开发者

XML output from MySQL query

is there any chanc开发者_如何学运维e of getting the output from a MySQL query directly to XML?

Im referring to something like MSSQL has with SQL-XML plugin, for example:

SELECT * FROM table WHERE 1 FOR XML AUTO

returns text (or xml data type in MSSQL to be precise) which contains an XML markup structure generated according to the columns in the table.

With SQL-XML there is also an option of explicitly defining the output XML structure like this:

SELECT
  1       AS tag,
  NULL    AS parent,
  emp_id  AS [employee!1!emp_id],
  cust_id    AS [customer!2!cust_id],
  region    AS [customer!2!region]
 FROM table
 FOR XML EXPLICIT

which generates an XML code as follows:

<employee emp_id='129'>
   <customer cust_id='107' region='Eastern'/>
</employee>

Do you have any clues how to achieve this in MySQL?

Thanks in advance for your answers.


The mysql command can output XML directly, using the --xml option, which is available at least as far back as MySql 4.1.
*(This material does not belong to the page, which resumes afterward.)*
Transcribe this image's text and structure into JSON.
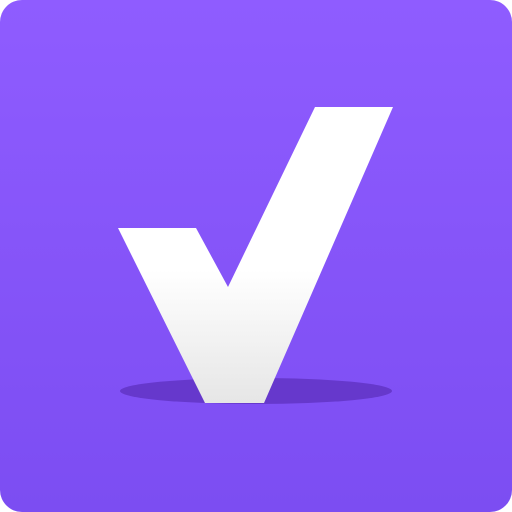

However, this doesn't allow you to customize the structure of the XML output. It will output something like this:

<?xml version="1.0"?>
<resultset statement="SELECT * FROM orders" xmlns:xsi="http://www.w3.org/2001/XMLSchema-instance">
  <row>
    <field name="emp_id">129</field>
    <field name="cust_id">107</field>
    <field name="region">Eastern</field>
  </row>
</resultset>

And you want:

<?xml version="1.0"?>
<orders>
  <employee emp_id="129">
    <customer cust_id="107" region="Eastern"/>
  </employee>
</orders>

The transformation can be done with XSLT using a script like this:

<?xml version="1.0"?>
<xsl:stylesheet xmlns:xsl="http://www.w3.org/1999/XSL/Transform" version="1.0">

  <xsl:output indent="yes"/>
  <xsl:strip-space elements="*"/>

  <xsl:template match="resultset">
    <orders>
      <xsl:apply-templates/>
    </orders>
  </xsl:template>

  <xsl:template match="row">
    <employee emp_id="{field[@name='emp_id']}">
      <customer
        cust_id="{field[@name='cust_id']}"
        region="{field[@name='region']}"/>
    </employee>
  </xsl:template>

</xsl:stylesheet>

This is obviously way more verbose than the concise MSSQL syntax, but on the other hand it is a lot more powerful and can do all sorts of things that wouldn't be possible in MSSQL.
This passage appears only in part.